2022年01月08日 公開
2023年09月25日 更新
――そもそも、なぜガーナに行こうと思われたのですか?
【田口】一番大きい理由は、チョコレートが好きだということです。
幼少期から、テストや発表会など、頑張る場面の前におじいちゃんにチョコレートをもらって元気を出す習慣があって、それが大切な思い出になっています。人生の重要な瞬間に登場するのがチョコレートだったんです。大学受験の前や、今でも仕事の大事な場面の前にはチョコレートを食べています。
また、出身が岡山で、顔が見える農家の生産物を農協で買っていたので、おいしいと思ったものの先を考える習慣もありました。チョコレートはそれが見えないので、調べてみると、児童労働などの悲しい現実を知ることになりました。
私はチョコレートから元気をもらっているけれども、その先で悲しんでいる人がいるのなら、食べないほうがいいんじゃないか、と思った時期もありました。
でも、私がチョコレートを食べなければ世の中がよくなるのかと言えば、それも違うと思い、いつか現地に行ってみたいと思うようになりました。
それで、2018年に大学に入って最初の夏休みに、初めてガーナに行きました。日本が輸入しているカカオの8割がガーナ産ですし、国名を知っていて親しみも感じる国だったので。
――旅行のような感じで?
【田口】様子を見る旅行で終わってしまってはもったいないので、何かわからないけれども、現地でできることを探したいという気持ちで行きました。7~8月の2カ月間の滞在の間に、農業系のNGOを訪ねたりしました。
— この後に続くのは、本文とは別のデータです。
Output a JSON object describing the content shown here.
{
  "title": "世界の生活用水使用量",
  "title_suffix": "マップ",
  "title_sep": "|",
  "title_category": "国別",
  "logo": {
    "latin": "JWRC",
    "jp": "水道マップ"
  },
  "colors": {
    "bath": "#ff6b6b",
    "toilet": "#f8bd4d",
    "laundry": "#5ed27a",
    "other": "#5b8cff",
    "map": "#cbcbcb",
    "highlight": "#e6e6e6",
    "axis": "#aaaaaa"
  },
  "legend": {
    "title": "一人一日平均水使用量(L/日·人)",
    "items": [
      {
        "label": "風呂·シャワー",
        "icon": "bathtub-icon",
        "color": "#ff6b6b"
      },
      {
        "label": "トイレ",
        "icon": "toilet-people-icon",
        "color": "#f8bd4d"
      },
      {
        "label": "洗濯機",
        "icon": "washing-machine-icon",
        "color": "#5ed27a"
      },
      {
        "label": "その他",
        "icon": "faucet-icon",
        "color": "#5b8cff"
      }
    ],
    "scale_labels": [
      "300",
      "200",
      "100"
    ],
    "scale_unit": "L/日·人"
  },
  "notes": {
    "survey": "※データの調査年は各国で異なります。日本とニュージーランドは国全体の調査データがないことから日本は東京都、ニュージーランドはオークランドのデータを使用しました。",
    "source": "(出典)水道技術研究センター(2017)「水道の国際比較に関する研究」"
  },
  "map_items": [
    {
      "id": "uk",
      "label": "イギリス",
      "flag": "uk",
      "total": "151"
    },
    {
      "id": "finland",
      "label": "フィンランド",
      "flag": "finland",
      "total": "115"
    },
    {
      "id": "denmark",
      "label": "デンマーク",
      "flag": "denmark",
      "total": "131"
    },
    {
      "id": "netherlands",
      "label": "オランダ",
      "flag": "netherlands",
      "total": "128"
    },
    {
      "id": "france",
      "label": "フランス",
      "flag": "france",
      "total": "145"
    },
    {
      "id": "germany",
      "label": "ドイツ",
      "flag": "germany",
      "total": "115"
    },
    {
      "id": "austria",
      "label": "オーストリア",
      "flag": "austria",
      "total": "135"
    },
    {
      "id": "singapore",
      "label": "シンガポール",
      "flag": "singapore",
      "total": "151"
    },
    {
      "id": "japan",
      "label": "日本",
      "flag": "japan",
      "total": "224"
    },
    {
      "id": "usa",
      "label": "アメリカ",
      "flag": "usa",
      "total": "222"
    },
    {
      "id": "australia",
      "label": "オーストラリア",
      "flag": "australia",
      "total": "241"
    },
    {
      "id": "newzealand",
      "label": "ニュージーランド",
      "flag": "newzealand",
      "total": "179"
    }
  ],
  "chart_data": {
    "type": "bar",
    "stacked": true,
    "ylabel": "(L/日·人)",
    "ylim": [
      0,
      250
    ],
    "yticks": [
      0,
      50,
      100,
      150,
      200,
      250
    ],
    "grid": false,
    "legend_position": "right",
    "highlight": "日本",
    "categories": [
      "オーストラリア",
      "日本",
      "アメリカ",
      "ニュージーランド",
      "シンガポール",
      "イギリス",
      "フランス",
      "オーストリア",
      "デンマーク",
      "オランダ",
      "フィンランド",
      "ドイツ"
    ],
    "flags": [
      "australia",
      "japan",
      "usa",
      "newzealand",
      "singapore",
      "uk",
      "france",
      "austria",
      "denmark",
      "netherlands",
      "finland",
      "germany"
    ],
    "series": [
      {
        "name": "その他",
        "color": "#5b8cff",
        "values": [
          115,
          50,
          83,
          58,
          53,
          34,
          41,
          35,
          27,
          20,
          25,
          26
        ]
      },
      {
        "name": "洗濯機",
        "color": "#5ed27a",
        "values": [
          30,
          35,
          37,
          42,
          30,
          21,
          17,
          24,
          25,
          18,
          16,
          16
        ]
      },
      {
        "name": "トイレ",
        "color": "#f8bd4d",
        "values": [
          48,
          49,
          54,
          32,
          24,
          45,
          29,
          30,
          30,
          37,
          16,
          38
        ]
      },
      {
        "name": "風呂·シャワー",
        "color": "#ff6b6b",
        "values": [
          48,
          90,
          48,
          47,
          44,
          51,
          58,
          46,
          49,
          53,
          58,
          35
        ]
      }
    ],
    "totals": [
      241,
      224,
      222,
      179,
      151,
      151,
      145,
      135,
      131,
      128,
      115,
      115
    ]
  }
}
首都のアクラに到着して、カカオはどこでとれるのかを聞くと、皆「北だ」と言いました。バスで北へ向かって、カカオ栽培が盛んなエンプレーソ地域を含む、いくつかの地域を回りました。
――ICU(国際基督教大学)に在籍されているということですが、もともと海外に関心があった?
【田口】父の仕事の関係で、4歳の頃にポーランドで暮らしたことがあります。日本人には馴染みの薄い国だと思いますが、日本製品はあって、それを見て「世界はつながっているんだな」と幼いながらに感じた覚えがあります。
日本語も英語もようやく話せるようになってきたところで、ポーランド語の環境の中に入ったのですが、ジェスチャーや気持ちで意外とコミュニケーションがとれるのだということも実感しました。
ですから、ガーナに行くときも、首都以外では英語が通じないと聞いても、「まぁ、何とかなるでしょう」と思いました。
――実際、何とかなりましたか?
【田口】そうですね。ビジネスの話や政府による買取についての話はできませんでしたが、カカオに対してこだわりを持っている人がたくさんいることは、視線や姿勢からわかりました。
言語が話せないからといって拒絶されることもありませんでしたし、色んなものを指さして「これは何?」と聞いて、単語をメモして、少しずつしゃべれるようになると、喜んでくれました。
最初は「Give me money.」みたいなことをよく言われましたが、お金のない学生で、ただただ現地のことが気になってきたんだと話して、一緒の服を着て、一緒のものを食べて、一緒に雨水のシャワーを浴びているうちに、どんどん受け入れてくれました。
絆が深まった、一番大きなきっかけは、チョコレートを作って食べてもらったことだと思います。「チョコレートが好きで来たんだ」と言っても、現地の人はチョコレートに馴染みがないので反応が薄かったのですが、カカオを持ってきてもらってチョコレートを作ると、とても喜んでくれました。「自分たちが作っているものは、こういう味なんだ」ということを初めて知ったんです。
――その場で、自分でカカオからチョコレートを作れるというのもすごいですね。
【田口】粗削りだったんですけど(笑)。米を米粉にする機械を持って行って使いました。カカオは油脂分を多く含んでいて、強力に細かくするとドロドロの状態になります。そこに砂糖とミルクを加えると、チョコレートになります。
――ホテルにも泊まらなかった?
【田口】農家に泊めてもらったりしました。今は、Amanfromという村に小さな工場を建てたので、現地に行ったときは、そこで寝泊まりしています。